"French Invasion or Buonaparte Landing in Great Britain" was first published on 10 June 1803 by Hannah Humphrey at the height of British panic over a potential French attack. It was part of a series of prints Gillray produced following the sudden breakdown of the Peace of Amiens and the resumption of the Napoleonic Wars in May 1803.
The etching shows classic, exaggerated "Anti-Gallican" (anti-French) sentiment to mock the military ambitions of France while reassuring the British public that there was no danger.
The British Defense are on the right and are shown as orderly and disciplined. A Royal Artillery gun squadron stands firm atop the white cliffs of Dover. They are unleashing a devastating volley of cannon fire down onto the approaching invaders.
In sharp contrast, the French forces are depicted as a chaotic, panicked mob thrown into complete disarray. Their transport ships and small carriages are shattered by British artillery.
Napoleon Bonaparte is positioned in the middle of the chaos on his white horse. He is shown looking back over his shoulder in utter terror, dropping his sabre as he flees from the British onslaught.
During this period of intense national anxiety, the British government actively relied on cartoonists and broadside writers to stoke patriotism and boost recruitment for volunteer militias.
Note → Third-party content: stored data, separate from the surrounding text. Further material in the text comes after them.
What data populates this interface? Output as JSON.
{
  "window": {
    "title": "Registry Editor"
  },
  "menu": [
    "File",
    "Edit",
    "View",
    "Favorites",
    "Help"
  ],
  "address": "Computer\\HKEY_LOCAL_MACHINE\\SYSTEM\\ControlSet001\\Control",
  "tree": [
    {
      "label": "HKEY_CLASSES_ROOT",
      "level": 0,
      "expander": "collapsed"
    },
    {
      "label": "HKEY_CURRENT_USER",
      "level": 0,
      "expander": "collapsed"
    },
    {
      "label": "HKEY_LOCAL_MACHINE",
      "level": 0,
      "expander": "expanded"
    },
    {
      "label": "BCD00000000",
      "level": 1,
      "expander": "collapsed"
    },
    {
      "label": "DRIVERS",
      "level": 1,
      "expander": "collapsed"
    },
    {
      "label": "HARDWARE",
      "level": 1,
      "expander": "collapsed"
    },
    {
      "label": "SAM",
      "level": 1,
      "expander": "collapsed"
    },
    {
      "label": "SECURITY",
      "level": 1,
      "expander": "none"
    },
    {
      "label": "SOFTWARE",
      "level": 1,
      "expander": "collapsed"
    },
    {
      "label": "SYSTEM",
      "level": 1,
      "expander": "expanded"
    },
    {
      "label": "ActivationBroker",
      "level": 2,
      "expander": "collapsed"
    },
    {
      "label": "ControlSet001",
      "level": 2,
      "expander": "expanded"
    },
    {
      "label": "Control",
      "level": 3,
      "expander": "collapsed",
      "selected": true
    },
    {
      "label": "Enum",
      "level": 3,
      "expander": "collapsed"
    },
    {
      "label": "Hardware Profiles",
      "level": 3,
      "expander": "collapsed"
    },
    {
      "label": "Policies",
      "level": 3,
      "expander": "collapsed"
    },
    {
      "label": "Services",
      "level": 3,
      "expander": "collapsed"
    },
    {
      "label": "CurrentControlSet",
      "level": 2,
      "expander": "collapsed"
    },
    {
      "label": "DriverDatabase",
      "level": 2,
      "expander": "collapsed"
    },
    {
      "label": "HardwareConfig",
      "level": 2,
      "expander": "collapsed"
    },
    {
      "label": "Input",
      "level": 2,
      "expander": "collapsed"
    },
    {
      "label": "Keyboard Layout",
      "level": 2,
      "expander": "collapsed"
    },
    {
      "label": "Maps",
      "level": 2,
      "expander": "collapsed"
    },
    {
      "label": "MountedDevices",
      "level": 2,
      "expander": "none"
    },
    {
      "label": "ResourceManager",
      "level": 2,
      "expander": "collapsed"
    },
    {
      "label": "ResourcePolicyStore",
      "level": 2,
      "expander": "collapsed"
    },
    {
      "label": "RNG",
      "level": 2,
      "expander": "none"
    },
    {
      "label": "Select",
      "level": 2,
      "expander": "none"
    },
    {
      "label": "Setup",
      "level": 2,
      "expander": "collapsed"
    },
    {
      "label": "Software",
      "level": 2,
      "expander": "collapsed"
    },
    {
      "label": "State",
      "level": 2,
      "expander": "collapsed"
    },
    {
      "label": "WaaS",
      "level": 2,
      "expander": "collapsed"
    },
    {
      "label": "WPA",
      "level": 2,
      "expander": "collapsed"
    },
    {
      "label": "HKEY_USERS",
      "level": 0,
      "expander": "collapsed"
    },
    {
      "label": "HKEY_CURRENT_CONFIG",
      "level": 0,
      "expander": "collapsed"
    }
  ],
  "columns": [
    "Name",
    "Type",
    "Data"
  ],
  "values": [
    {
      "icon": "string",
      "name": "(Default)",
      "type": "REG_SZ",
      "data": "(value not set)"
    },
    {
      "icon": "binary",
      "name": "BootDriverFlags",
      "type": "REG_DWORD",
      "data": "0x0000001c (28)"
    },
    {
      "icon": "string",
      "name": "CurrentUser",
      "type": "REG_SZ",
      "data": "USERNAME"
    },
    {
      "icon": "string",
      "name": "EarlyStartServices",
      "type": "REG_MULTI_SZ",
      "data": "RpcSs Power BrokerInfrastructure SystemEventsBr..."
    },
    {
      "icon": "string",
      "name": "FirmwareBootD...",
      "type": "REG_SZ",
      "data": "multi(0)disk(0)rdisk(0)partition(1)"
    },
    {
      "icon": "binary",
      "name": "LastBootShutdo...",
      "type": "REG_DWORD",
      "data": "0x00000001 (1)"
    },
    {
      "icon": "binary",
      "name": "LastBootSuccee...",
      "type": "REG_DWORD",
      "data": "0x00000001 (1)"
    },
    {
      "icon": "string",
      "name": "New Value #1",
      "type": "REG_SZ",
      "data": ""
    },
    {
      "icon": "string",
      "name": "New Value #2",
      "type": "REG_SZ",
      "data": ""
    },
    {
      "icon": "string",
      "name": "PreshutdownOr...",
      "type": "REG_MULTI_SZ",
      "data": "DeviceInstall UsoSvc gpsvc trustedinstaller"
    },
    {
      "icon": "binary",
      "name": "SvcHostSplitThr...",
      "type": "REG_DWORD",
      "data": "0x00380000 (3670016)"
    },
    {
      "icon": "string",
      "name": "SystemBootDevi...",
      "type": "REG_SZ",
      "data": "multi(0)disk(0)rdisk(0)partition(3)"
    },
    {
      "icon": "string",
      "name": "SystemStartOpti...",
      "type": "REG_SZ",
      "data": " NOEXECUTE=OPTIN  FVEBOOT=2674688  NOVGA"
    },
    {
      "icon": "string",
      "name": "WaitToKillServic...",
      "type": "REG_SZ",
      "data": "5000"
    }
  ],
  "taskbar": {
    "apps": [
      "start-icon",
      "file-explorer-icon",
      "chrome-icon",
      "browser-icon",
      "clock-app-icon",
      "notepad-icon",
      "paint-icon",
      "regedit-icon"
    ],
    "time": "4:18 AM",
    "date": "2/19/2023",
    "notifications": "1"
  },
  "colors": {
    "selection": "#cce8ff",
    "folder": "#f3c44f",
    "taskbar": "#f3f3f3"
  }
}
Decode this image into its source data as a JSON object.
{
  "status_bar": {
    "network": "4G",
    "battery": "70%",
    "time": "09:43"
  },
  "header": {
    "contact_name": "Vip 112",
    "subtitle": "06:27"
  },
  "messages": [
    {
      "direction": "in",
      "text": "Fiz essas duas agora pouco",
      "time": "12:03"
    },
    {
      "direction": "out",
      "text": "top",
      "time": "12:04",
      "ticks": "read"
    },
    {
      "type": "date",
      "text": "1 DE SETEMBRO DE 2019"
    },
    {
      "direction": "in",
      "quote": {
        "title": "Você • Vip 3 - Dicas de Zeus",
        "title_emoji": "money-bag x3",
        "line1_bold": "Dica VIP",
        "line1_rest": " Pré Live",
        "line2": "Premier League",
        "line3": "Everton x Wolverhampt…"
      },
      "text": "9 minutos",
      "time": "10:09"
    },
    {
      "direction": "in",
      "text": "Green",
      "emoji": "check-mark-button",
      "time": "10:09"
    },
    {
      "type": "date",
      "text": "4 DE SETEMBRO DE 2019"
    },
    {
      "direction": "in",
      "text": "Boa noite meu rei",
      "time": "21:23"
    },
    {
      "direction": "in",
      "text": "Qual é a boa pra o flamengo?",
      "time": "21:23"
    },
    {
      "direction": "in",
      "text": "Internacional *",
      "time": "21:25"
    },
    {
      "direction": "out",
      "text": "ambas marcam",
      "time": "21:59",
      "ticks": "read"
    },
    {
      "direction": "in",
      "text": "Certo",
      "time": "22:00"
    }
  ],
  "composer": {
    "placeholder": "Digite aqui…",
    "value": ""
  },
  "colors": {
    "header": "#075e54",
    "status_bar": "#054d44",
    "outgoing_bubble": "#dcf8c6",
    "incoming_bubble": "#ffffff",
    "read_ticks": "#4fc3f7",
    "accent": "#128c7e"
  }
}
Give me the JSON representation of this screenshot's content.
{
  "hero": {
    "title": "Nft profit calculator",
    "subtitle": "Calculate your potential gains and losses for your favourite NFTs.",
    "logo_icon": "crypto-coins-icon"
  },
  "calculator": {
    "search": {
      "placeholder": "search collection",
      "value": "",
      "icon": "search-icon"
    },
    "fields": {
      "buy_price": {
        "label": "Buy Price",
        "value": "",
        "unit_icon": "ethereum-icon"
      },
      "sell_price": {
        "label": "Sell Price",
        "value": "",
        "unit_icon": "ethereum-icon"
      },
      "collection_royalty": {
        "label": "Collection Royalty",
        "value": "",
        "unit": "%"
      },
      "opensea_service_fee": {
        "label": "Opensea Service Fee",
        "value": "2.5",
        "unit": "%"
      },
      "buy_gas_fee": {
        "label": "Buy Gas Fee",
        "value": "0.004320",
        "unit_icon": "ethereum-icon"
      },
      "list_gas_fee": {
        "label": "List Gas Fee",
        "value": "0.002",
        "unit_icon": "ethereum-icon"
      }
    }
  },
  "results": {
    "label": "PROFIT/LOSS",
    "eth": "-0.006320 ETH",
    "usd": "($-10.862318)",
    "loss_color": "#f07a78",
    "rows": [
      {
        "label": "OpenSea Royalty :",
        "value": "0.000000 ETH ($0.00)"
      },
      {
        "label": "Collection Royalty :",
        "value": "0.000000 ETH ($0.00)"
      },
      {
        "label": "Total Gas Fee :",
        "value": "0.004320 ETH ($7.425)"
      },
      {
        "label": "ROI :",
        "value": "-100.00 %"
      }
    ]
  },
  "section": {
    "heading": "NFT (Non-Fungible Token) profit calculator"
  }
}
Gillray's print successfully shifted public perception of Napoleon from a terrifying, unstoppable conqueror to an incompetent, easily panicked target of ridicule.This specific caricature played a massive role in cementing Gillray's famous pop-culture legacy of "Little Boney"—the fiction that Napoleon was a tiny, temperamental man always throwing tantrums.
Gillray was one of five children, and the only one to survive to maturity. In 1770 he was apprenticed to Harry Ashby, a London writing in engraver, and five years later W. Humphrey published a few of Gillray's illustrations including satirical works. By the time Gillray commenced his career satire was old, but personal caricature was in its infancy. Other exponents in this form of art were soon overshadowed by Gillray's superior craftsmanship. His figures were full of vitality, titillating and reflective of some political crisis or private scandal. As his popularity increased so did demand by the public to see more of his work. In the rapidly changing politics of the late18th century he would produce a plate in twenty-four hours. Although sometimes overlooked his speech bubbles were elaborate and Gillray would spend considerable time composing and redrafting the text.
Between 1791 to 1807 his career continued successfully in association with William and Hannah Humphrey. There after Gillray's health began to suffer. He eventually slipped into madness and died shortly before the Battle of Waterloo on June 1st 1815. Hannah, who had a close relationship with him nursed Gillray through out his final years and following his death the copper plates then formed part of Hannah's estate when she died in 1818. The executor's of Hannah's estate sold Gillray's painstakingly worked plates for there second hand copper weight. Hearing of this, the then publisher, Bohn who had previously expressed an interest in buying the plates set about purchasing them from a variety of different sources. Eventually acquiring over 500. In 1851 Bohn republished the engravings in a large folio volume, "The Works of James Gillray".